After property prices have risen steadily since January, they could now fall again.
According to Black Knight, the latest house price data hit another all-time high in July, rising 2.3% from the same month last year. That’s a larger annual gain than June’s roughly 1%, and August’s year-over-year increase is likely to be even larger since prices began falling sharply last August.
However, according to Black Knight, prices weakened month-on-month. Although they were still gaining, as is typically the case this time of year, the gains fell below their 25-year average. This after they significantly exceeded their historical averages from February to June. This is a signal that a weakening in prices may be underway again.

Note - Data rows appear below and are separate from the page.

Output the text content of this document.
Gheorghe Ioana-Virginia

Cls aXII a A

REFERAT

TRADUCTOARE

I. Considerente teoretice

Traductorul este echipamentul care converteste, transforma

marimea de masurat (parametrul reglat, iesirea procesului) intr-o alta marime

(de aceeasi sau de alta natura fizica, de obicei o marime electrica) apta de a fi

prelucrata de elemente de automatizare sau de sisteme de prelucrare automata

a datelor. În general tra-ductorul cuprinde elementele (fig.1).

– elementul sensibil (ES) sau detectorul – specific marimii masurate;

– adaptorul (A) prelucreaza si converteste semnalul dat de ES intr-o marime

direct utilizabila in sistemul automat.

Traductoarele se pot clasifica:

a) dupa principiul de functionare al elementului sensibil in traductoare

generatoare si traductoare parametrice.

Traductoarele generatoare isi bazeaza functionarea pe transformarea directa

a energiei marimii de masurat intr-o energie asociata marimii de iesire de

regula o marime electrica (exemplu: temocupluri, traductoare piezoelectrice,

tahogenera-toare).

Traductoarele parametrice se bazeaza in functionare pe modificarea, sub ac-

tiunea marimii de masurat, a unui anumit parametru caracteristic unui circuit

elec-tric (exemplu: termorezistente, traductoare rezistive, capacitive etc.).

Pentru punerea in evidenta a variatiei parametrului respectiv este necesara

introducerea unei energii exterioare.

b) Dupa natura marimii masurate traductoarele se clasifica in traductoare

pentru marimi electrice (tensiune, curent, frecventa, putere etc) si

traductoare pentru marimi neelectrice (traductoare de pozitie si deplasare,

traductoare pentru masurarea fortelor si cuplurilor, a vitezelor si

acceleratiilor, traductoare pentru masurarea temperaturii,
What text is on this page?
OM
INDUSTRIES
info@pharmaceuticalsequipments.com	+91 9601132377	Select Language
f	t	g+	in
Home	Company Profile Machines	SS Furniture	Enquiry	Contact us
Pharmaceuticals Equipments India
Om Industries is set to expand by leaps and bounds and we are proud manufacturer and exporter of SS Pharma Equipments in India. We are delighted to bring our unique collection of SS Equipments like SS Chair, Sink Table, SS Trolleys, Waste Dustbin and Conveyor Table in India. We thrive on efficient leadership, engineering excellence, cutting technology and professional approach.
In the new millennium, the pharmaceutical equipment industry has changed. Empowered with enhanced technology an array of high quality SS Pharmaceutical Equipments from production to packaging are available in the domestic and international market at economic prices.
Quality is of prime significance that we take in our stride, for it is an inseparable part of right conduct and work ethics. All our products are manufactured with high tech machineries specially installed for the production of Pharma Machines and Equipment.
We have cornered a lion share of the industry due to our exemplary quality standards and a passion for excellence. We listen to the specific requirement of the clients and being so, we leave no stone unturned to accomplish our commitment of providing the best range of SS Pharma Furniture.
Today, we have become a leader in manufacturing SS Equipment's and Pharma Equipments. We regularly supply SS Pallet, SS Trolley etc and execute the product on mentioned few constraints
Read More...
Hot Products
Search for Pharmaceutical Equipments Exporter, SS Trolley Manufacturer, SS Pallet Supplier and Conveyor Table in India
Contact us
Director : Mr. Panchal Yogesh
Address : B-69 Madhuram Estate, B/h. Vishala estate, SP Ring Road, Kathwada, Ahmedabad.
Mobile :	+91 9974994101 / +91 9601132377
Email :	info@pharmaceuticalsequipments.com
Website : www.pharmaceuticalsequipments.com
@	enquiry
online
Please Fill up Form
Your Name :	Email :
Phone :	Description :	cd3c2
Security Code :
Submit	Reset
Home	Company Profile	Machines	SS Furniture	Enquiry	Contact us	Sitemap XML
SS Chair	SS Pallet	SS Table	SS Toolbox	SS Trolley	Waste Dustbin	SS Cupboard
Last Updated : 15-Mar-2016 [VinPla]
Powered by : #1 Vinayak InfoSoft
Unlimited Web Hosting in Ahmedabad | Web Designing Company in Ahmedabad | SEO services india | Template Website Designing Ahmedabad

“In addition to monthly increases slowing below long-term averages, Black Knight’s rate retention and sales transaction data also indicate lower average purchase prices and seasonally adjusted prices per square foot in recent sales,” said Andy Walden, vice president of corporate research at Schwarzer Knight. “All of these factors together highlight the need to focus on seasonally adjusted monthly movements rather than simply relying on the traditional annual growth rate of house prices.”
Behind the cooldown: mortgage rates. They rose sharply last summer and fall, causing prices to fall. They then fell for much of the winter and part of the spring, causing property prices to rise again. Interest rates are now back above 7% and reached their highest level in over 20 years in August.
In addition, the number of new entries increased from July to August, which is untypical for this period of the year. Some sellers may be trying to capitalize on these historically high prices. However, active inventory is about 48% below 2017-2019 levels.
“While the increase in new listings is good news for homebuyers, inventory remains persistently low even as record-high mortgage rates dampen demand,” said Danielle Hale, chief economist at Realtor.com.
A price drop would provide some relief for buyers, but unlikely enough.
The rise in property prices since the start of the Covid pandemic, coupled with significantly higher mortgage rates, has impacted affordability.
According to Black Knight, it now takes about 38% of the average household income to make the monthly payment to purchase a home at the average price. This means that home ownership is more affordable than it has been since 1984.